I started my first year of University September last year, studying English and Creative writing. I had been looking forward to it from the moment I applied and when I was offered an unconditional offer (I already had my A level grades), I was ecstatic.
Oscar was in Crèche, on campus, 5 days a week. Richard and I had different days in lectures to one another, so took it in turn taking Oscar in and doing house work at home.
I started off really well, hardly missing any lectures, getting work done at home, but by the end of my first semester it got a lot harder. My seizures got much worse and more regular, most likely caused by stress and tiredness (despite not feeling either of them). I pushed through uni until Christmas, hoping the break would be enough to de stress and give me a boost of energy again.
I was wrong, they were still there, if not more vengeful.
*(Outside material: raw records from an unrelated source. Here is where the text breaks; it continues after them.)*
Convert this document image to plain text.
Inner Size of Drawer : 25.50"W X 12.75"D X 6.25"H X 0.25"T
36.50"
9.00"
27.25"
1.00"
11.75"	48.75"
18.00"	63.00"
Day after day after day they punched me, dropped me, beat me up physically and mentally. Again and again and again Richard was forced to pay for the bus to take Oscar into crèche on MY days. I missed lecture after lecture after lecture. To the point where I had missed so many of certain ones, I felt lost when I did go in.
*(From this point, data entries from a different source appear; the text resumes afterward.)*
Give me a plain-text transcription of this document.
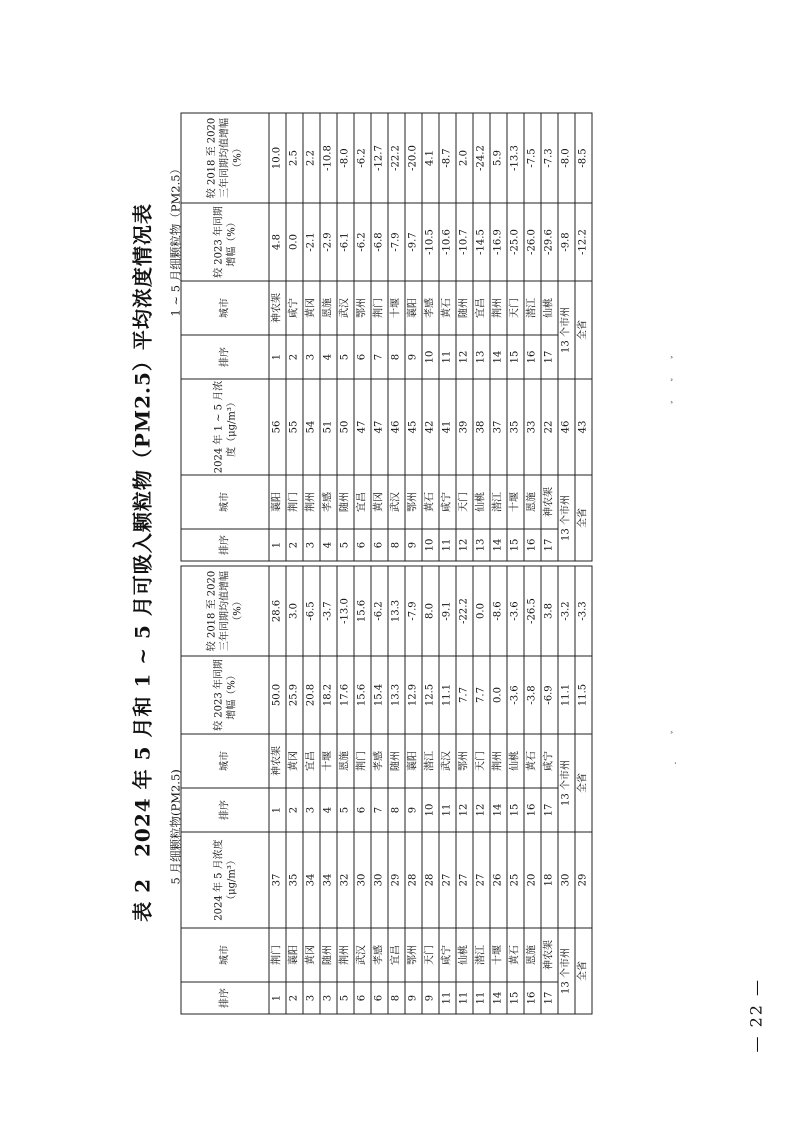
表 2　2024 年 5 月和 1 ~ 5 月可吸入颗粒物（PM2.5）平均浓度情况表
— 22 —
·　　　ˇ
ˇ　　ˇ　　ˇ
5 月细颗粒物(PM2.5)
1 ~ 5 月细颗粒物（PM2.5）
排序	城市	2024 年 5 月浓度（μg/m³）	排序	城市	较 2023 年同期增幅（%）	较 2018 至 2020 三年同期均值增幅（%）
1	荆门	37	1	神农架	50.0	28.6
2	襄阳	35	2	黄冈	25.9	3.0
3	黄冈	34	3	宜昌	20.8	-6.5
3	随州	34	4	十堰	18.2	-3.7
5	荆州	32	5	恩施	17.6	-13.0
6	武汉	30	6	荆门	15.6	15.6
6	孝感	30	7	孝感	15.4	-6.2
8	宜昌	29	8	随州	13.3	13.3
9	鄂州	28	9	襄阳	12.9	-7.9
9	天门	28	10	潜江	12.5	8.0
11	咸宁	27	11	武汉	11.1	-9.1
11	仙桃	27	12	鄂州	7.7	-22.2
11	潜江	27	12	天门	7.7	0.0
14	十堰	26	14	荆州	0.0	-8.6
15	黄石	25	15	仙桃	-3.6	-3.6
16	恩施	20	16	黄石	-3.8	-26.5
17	神农架	18	17	咸宁	-6.9	3.8
13 个市州		30	13 个市州		11.1	-3.2
全省		29	全省		11.5	-3.3
排序	城市	2024 年 1 ~ 5 月浓度（μg/m³）	排序	城市	较 2023 年同期增幅（%）	较 2018 至 2020 三年同期均值增幅（%）
1	襄阳	56	1	神农架	4.8	10.0
2	荆门	55	2	咸宁	0.0	2.5
3	荆州	54	3	黄冈	-2.1	2.2
4	孝感	51	4	恩施	-2.9	-10.8
5	随州	50	5	武汉	-6.1	-8.0
6	宜昌	47	6	鄂州	-6.2	-6.2
6	黄冈	47	7	荆门	-6.8	-12.7
8	武汉	46	8	十堰	-7.9	-22.2
9	鄂州	45	9	襄阳	-9.7	-20.0
10	黄石	42	10	孝感	-10.5	4.1
11	咸宁	41	11	黄石	-10.6	-8.7
12	天门	39	12	随州	-10.7	2.0
13	仙桃	38	13	宜昌	-14.5	-24.2
14	潜江	37	14	荆州	-16.9	5.9
15	十堰	35	15	天门	-25.0	-13.3
16	恩施	33	16	潜江	-26.0	-7.5
17	神农架	22	17	仙桃	-29.6	-7.3
13 个市州		46	13 个市州		-9.8	-8.0
全省		43	全省		-12.2	-8.5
I not only miss lectures, but I’m unable to even do my course work on the laptop or read the slides from that day. It got harder with each passing day and with each misbehaving seizure.
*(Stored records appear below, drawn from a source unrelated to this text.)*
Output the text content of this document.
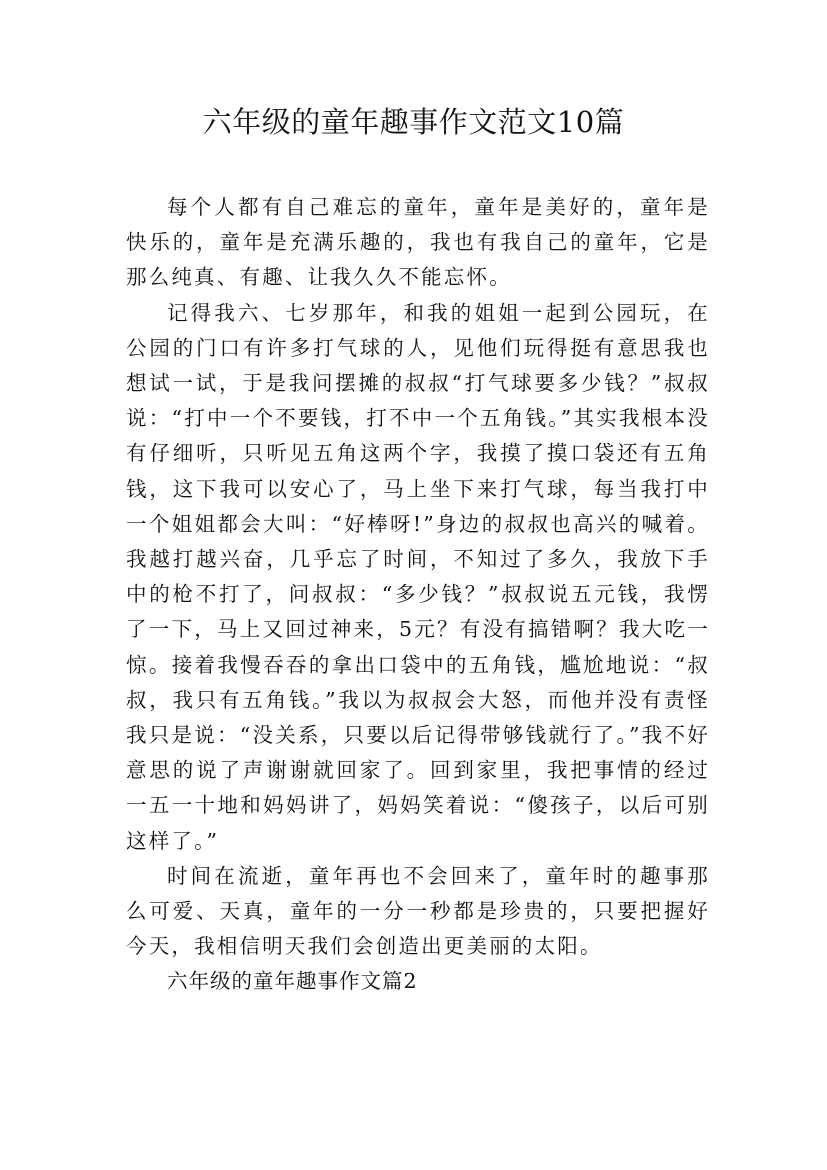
六年级的童年趣事作文范文10篇

每个人都有自己难忘的童年，童年是美好的，童年是快乐的，童年是充满乐趣的，我也有我自己的童年，它是那么纯真、有趣、让我久久不能忘怀。

记得我六、七岁那年，和我的姐姐一起到公园玩，在公园的门口有许多打气球的人，见他们玩得挺有意思我也想试一试，于是我问摆摊的叔叔“打气球要多少钱？”叔叔说：“打中一个不要钱，打不中一个五角钱。”其实我根本没有仔细听，只听见五角这两个字，我摸了摸口袋还有五角钱，这下我可以安心了，马上坐下来打气球，每当我打中一个姐姐都会大叫：“好棒呀!”身边的叔叔也高兴的喊着。我越打越兴奋，几乎忘了时间，不知过了多久，我放下手中的枪不打了，问叔叔：“多少钱？”叔叔说五元钱，我愣了一下，马上又回过神来，5元？有没有搞错啊？我大吃一惊。接着我慢吞吞的拿出口袋中的五角钱，尴尬地说：“叔叔，我只有五角钱。”我以为叔叔会大怒，而他并没有责怪我只是说：“没关系，只要以后记得带够钱就行了。”我不好意思的说了声谢谢就回家了。回到家里，我把事情的经过一五一十地和妈妈讲了，妈妈笑着说：“傻孩子，以后可别这样了。”

时间在流逝，童年再也不会回来了，童年时的趣事那么可爱、天真，童年的一分一秒都是珍贵的，只要把握好今天，我相信明天我们会创造出更美丽的太阳。

六年级的童年趣事作文篇2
Now, days like today (Myos all day, a pink cheek from a bust up with myself and a killer migraine), I force myself to go in. I can’t not, or I will be lost again. There are certain days I physically cannot make it in and those days are the worst, but it seems, even my good days aren’t good anymore.
Everyday I sit full of exhaustion, sadness, hatred and annoyance because of this disability, but I push myself on, secretly longing for a reasonable time to call bed time.